他年少征战,早些年也不知道杀了多少敌人,当然也受了许多伤,武功高的,战场上杀气重的,也不知道见过多少位。可是,在武家功自问之下,以他手下的功夫,就算是遇到那些以骁勇闻名的名将,至少也能走上三五个回合。
可是,他跟程煜私底下搭过手,也是因为酒后听见程煜说他刚刚出任总旗的时候,旗所里的小旗不服气的事情,总觉得程煜多少有些吹牛的嫌疑,于是就简单的较量了一番。
这一交上手,武家功才意识到什么叫做人外有人,也才明白什么叫做武艺卓绝,仅仅两个回合,程煜就把他摁在了地上。
他不服气,说自己更擅马上功夫,于是找人牵了马,使了一柄长槊,可程煜却只拿了一根白蜡杆儿,也就是平时练习枪法的时候,没有尖的那种长棍,但无论是坚硬度还是弹性,都远远不如真的枪杆。
按理说这种兵器甚至算不得兵器,尤其在马上,用这种东西跟重达近二十斤的长槊较量,那简直就像是小孩子在过家家一般。
可是,上了马,交了手,程煜依旧只用两个回合的冲锋,就用手中白蜡杆将武家功挑落马下。
武家功简直难以置信,还有些不服,可是武家英却拦住了他。
武家英告诉他,程煜这绝对是手下留情了,真要不给面子,步战只需一拳一脚硬攻,他武家功就只有被击飞出去的下场。
在马上更是如此,程煜若用跟他一样的长槊,一杆子就能把他连人带马派在地上。
武家功自是不肯相信,程煜也懒得继续这种毫无挑战的交手,还在马上的他,突然从马鞍上冲天而起,手中白蜡杆高高举起,直朝着武家功的方向如猛虎下山,又如恶鹰扑食那样飞扑了下来。

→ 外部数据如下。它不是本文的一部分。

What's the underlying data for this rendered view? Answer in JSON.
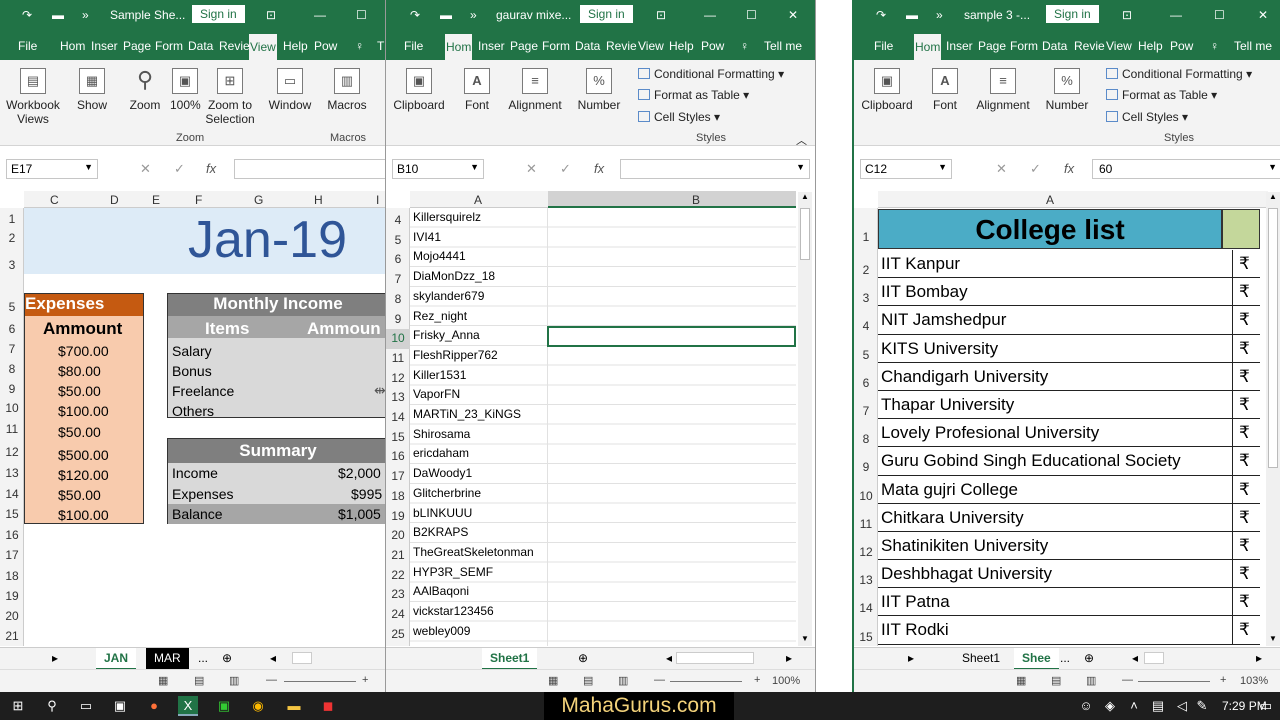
{
  "colors": {
    "excel_green": "#217346",
    "expenses_header": "#c55a11",
    "expenses_fill": "#f8cbad",
    "income_header": "#7f7f7f",
    "income_fill": "#d9d9d9",
    "month_bg": "#ddebf7",
    "month_text": "#2f5597",
    "college_header": "#4bacc6"
  },
  "w1": {
    "title": "Sample She...",
    "signin": "Sign in",
    "tabs": [
      "File",
      "Hom",
      "Inser",
      "Page",
      "Form",
      "Data",
      "Revie",
      "View",
      "Help",
      "Pow",
      "T"
    ],
    "ribbon": {
      "workbook_views": "Workbook Views",
      "show": "Show",
      "zoom": "Zoom",
      "zoom100": "100%",
      "zoom_sel": "Zoom to Selection",
      "window": "Window",
      "macros": "Macros",
      "grp_zoom": "Zoom",
      "grp_macros": "Macros"
    },
    "namebox": "E17",
    "fx": "fx",
    "cols": [
      "C",
      "D",
      "E",
      "F",
      "G",
      "H",
      "I"
    ],
    "rows": [
      "1",
      "2",
      "3",
      "5",
      "6",
      "7",
      "8",
      "9",
      "10",
      "11",
      "12",
      "13",
      "14",
      "15",
      "16",
      "17",
      "18",
      "19",
      "20",
      "21"
    ],
    "month": "Jan-19",
    "expenses_title": "Expenses",
    "ammount": "Ammount",
    "expenses": [
      "$700.00",
      "$80.00",
      "$50.00",
      "$100.00",
      "$50.00",
      "$500.00",
      "$120.00",
      "$50.00",
      "$100.00"
    ],
    "income_title": "Monthly Income",
    "items": "Items",
    "amount_hdr": "Ammoun",
    "income_items": [
      "Salary",
      "Bonus",
      "Freelance",
      "Others"
    ],
    "summary_title": "Summary",
    "summary": [
      {
        "label": "Income",
        "value": "$2,000"
      },
      {
        "label": "Expenses",
        "value": "$995"
      },
      {
        "label": "Balance",
        "value": "$1,005"
      }
    ],
    "sheets": [
      "JAN",
      "MAR",
      "..."
    ]
  },
  "w2": {
    "title": "gaurav mixe...",
    "signin": "Sign in",
    "tabs": [
      "File",
      "Hom",
      "Inser",
      "Page",
      "Form",
      "Data",
      "Revie",
      "View",
      "Help",
      "Pow",
      "Tell me"
    ],
    "ribbon": {
      "clipboard": "Clipboard",
      "font": "Font",
      "alignment": "Alignment",
      "number": "Number",
      "cond": "Conditional Formatting",
      "fmt_table": "Format as Table",
      "cell_styles": "Cell Styles",
      "grp_styles": "Styles"
    },
    "namebox": "B10",
    "fx": "fx",
    "cols": [
      "A",
      "B"
    ],
    "rows": [
      "4",
      "5",
      "6",
      "7",
      "8",
      "9",
      "10",
      "11",
      "12",
      "13",
      "14",
      "15",
      "16",
      "17",
      "18",
      "19",
      "20",
      "21",
      "22",
      "23",
      "24",
      "25"
    ],
    "names": [
      "Killersquirelz",
      "IVI41",
      "Mojo4441",
      "DiaMonDzz_18",
      "skylander679",
      "Rez_night",
      "Frisky_Anna",
      "FleshRipper762",
      "Killer1531",
      "VaporFN",
      "MARTiN_23_KiNGS",
      "Shirosama",
      "ericdaham",
      "DaWoody1",
      "Glitcherbrine",
      "bLINKUUU",
      "B2KRAPS",
      "TheGreatSkeletonman",
      "HYP3R_SEMF",
      "AAlBaqoni",
      "vickstar123456",
      "webley009"
    ],
    "sheets": [
      "Sheet1"
    ],
    "zoom": "100%"
  },
  "w3": {
    "title": "sample 3 -...",
    "signin": "Sign in",
    "tabs": [
      "File",
      "Hom",
      "Inser",
      "Page",
      "Form",
      "Data",
      "Revie",
      "View",
      "Help",
      "Pow",
      "Tell me"
    ],
    "ribbon": {
      "clipboard": "Clipboard",
      "font": "Font",
      "alignment": "Alignment",
      "number": "Number",
      "cond": "Conditional Formatting",
      "fmt_table": "Format as Table",
      "cell_styles": "Cell Styles",
      "grp_styles": "Styles"
    },
    "namebox": "C12",
    "fx": "fx",
    "formula": "60",
    "cols": [
      "A"
    ],
    "rows": [
      "1",
      "2",
      "3",
      "4",
      "5",
      "6",
      "7",
      "8",
      "9",
      "10",
      "11",
      "12",
      "13",
      "14",
      "15"
    ],
    "college_title": "College list",
    "colleges": [
      "IIT Kanpur",
      "IIT Bombay",
      "NIT Jamshedpur",
      "KITS University",
      "Chandigarh University",
      "Thapar University",
      "Lovely Profesional University",
      "Guru Gobind Singh Educational Society",
      "Mata gujri College",
      "Chitkara University",
      "Shatinikiten University",
      "Deshbhagat University",
      "IIT Patna",
      "IIT Rodki"
    ],
    "rupee": "₹",
    "sheets": [
      "Sheet1",
      "Shee",
      "..."
    ],
    "zoom": "103%"
  },
  "taskbar": {
    "watermark": "MahaGurus.com",
    "time": "7:29 PM"
  }
}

看到这匪夷所思的一幕,武家功几乎吓傻了,程煜见状,半空中稍稍收了收劲力,在武家功面前一步的地方落了下来,手里的白蜡杆却是向下劈砍,落在了武家功身旁那匹战马的背上。
马儿嘶鸣一声,四蹄早已站不住,硕大的马身,就这么被程煜用一根轻飘飘的白蜡杆压在了地上。
看着在地上嘶鸣打颤,起身后虽然看上去没受什么伤,马眼里却满是对程煜的恐惧之意,追随自己数年的战马,武家功这才终于明白,他跟程煜之间的差距究竟有多大。
所以,程煜这看似托大的一番话,武家功是很以为然的。
“所以杨二勇查的不错,白云庵里头真的是住了金陵来的锦衣卫?”
程煜点点头:“见到了一个百户,但估计里头还有更大的。”
“千户?”武家功皱眉,“总不能是镇抚使吧?”
程煜摇头笑笑:“不知。但即便是南镇抚使,也么得什么好担心的。据那个裴百户讲,他们不是冲到塔城来的,只是路过,但他的上级恰好染了风寒。若住驿馆,担心太杂乱不利于养病,所以才在城外找了那个姑子庵。从昨日起,白云庵已经谢客了,只怕要等那个不知道什么品阶的上级养好了病才会重开。到时候问问庵里的姑子也就什么都知道了。”
“这么巧?”武家功追问。
程煜低头假装吃菜,眼神却瞥向武家英,他发现,武家英目光灼灼,也很是关心这个问题。